Padahal menurut Herik, kesehatan fisik dan mental jurnalis sangat memengaruhi kualitas pekerjaan.
“Jurnalis itu emang udah biasa kerja di lokasi gitu. Kadang nih jurnalis yang kondisi kesehatannya terganggu tapi kayak yaudah gitu, malah cuek aja,” ucap Herik dalam Talkshow Kesehatan Mental dan Jurnalis, di Grand Hyatt Jakarta, (22/9/2022).
Meski demikian, menurut Herik hal tersebut bukanlah perkara sehat. Pasalnya, jurnalis juga manusia biasa yang butuh menjaga kesehatannya. Untuk itu, menurutnya, sangat penting pihak perusahaan menyediakan fasilitas kesehatan, salah satunya terkait mental untuk para jurnalis.
Herik berharap, baik jurnalis dan perusahaan semoga bisa memperhatikan pentingnya kesehatan baik fisik dan mental.
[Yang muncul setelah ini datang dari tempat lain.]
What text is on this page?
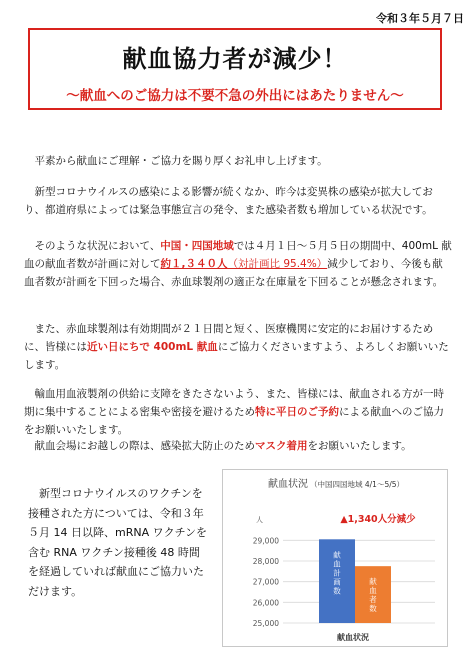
令和３年５月７日
献血協力者が減少！
～献血へのご協力は不要不急の外出にはあたりません～

平素から献血にご理解・ご協力を賜り厚くお礼申し上げます。

新型コロナウイルスの感染による影響が続くなか、昨今は変異株の感染が拡大しており、都道府県によっては緊急事態宣言の発令、また感染者数も増加している状況です。

そのような状況において、中国・四国地域では４月１日～５月５日の期間中、400mL 献血の献血者数が計画に対して約１,３４０人（対計画比 95.4%）減少しており、今後も献血者数が計画を下回った場合、赤血球製剤の適正な在庫量を下回ることが懸念されます。

また、赤血球製剤は有効期間が２１日間と短く、医療機関に安定的にお届けするために、皆様には近い日にちで 400mL 献血にご協力くださいますよう、よろしくお願いいたします。

輸血用血液製剤の供給に支障をきたさないよう、また、皆様には、献血される方が一時期に集中することによる密集や密接を避けるため特に平日のご予約による献血へのご協力をお願いいたします。

献血会場にお越しの際は、感染拡大防止のためマスク着用をお願いいたします。

新型コロナウイルスのワクチンを接種された方については、令和３年５月 14 日以降、mRNA ワクチンを含む RNA ワクチン接種後 48 時間を経過していれば献血にご協力いただけます。

献血状況 （中国四国地域 4/1～5/5）
人	▲1,340人分減少
25,000
26,000
27,000
28,000
29,000
献血計画数
献血者数
献血状況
Menurunya, banyak tantangan dan tekanan yang dialami jurnalis kerap memengaruhi mentalnya juga. Untuk itu, sangat penting setidaknya ada fasilitas yang membuat jurnalis dapat pergi ke psikolog untuk konsultasi.
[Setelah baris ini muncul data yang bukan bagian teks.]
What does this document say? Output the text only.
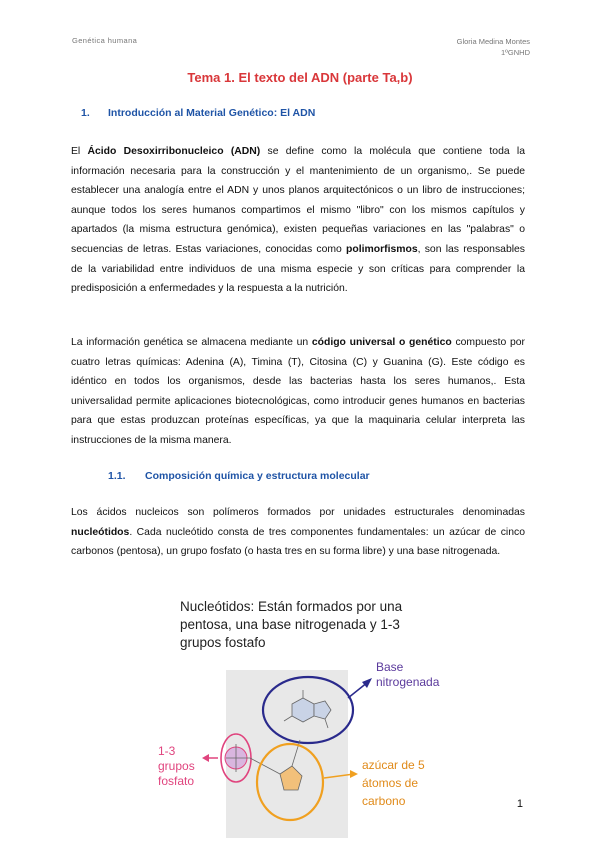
Genética humana	Gloria Medina Montes
1ºGNHD
Tema 1. El texto del ADN (parte Ta,b)
1. Introducción al Material Genético: El ADN
El Ácido Desoxirribonucleico (ADN) se define como la molécula que contiene toda la información necesaria para la construcción y el mantenimiento de un organismo,. Se puede establecer una analogía entre el ADN y unos planos arquitectónicos o un libro de instrucciones; aunque todos los seres humanos compartimos el mismo "libro" con los mismos capítulos y apartados (la misma estructura genómica), existen pequeñas variaciones en las "palabras" o secuencias de letras. Estas variaciones, conocidas como polimorfismos, son las responsables de la variabilidad entre individuos de una misma especie y son críticas para comprender la predisposición a enfermedades y la respuesta a la nutrición.
La información genética se almacena mediante un código universal o genético compuesto por cuatro letras químicas: Adenina (A), Timina (T), Citosina (C) y Guanina (G). Este código es idéntico en todos los organismos, desde las bacterias hasta los seres humanos,. Esta universalidad permite aplicaciones biotecnológicas, como introducir genes humanos en bacterias para que estas produzcan proteínas específicas, ya que la maquinaria celular interpreta las instrucciones de la misma manera.
1.1. Composición química y estructura molecular
Los ácidos nucleicos son polímeros formados por unidades estructurales denominadas nucleótidos. Cada nucleótido consta de tres componentes fundamentales: un azúcar de cinco carbonos (pentosa), un grupo fosfato (o hasta tres en su forma libre) y una base nitrogenada.
Nucleótidos: Están formados por una
pentosa, una base nitrogenada y 1-3
grupos fostafo
Base
nitrogenada
1-3
grupos
fosfato
azúcar de 5
átomos de
carbono	1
“Padahal kita manusia biasa gitu kan, kadang yang gilanya itu beberapa perusahaan enggak ada jaminan kesehatan, bahkan terkait mental gitu,” sambung Herik.
Setuju dengan Herik, Ketua Umum Aliansi Jurnalis Independen (AJI) Indonesia, Sasmito menuturkan, perhatian jurnalis terkadang kesehatan fisik dan mental adalah hal penting. Apalagi, menurut Sasmito berita yang baik akan dihasilkan jika jurnalis bisa sehat secara fisik maupun mental.
Namun, ia tidak bisa memungkiri jika tidak semua media menyediakan jasa tersebut. Padahal itu hal yang seharusnya diperhatikan oleh perusahaan.
“Kendalanya tidak semua media memiliki standar misalnya cek psikolog gitu, kan kita tahu untuk menghasilkan berita baik, pekerja harus sehat fisik dan mental. Kalau ada gangguan memengaruhi kerjanya di lapangan,” ucap Sasmito.
Walaupun kesehatan penting, terkadang dari jurnalisnya itu sendiri yang menolak jika kondisinya sedang kurang baik. Menurut Psikolog Yayasan Pulih, Jackie Viemilawati, hal tersebut karena para jurnalis memiliki ketakutan dibilang lemah.
“Kerja jurnalis kan memang berat ya, bisa dibilang itu konsekuensinya. Tapi terkadang ada yang tidak mau terbuka karena takut dibilang lemah gitu. Padahal itu berpengaruh pada kesehatan mentalnya,” tutup Jackie.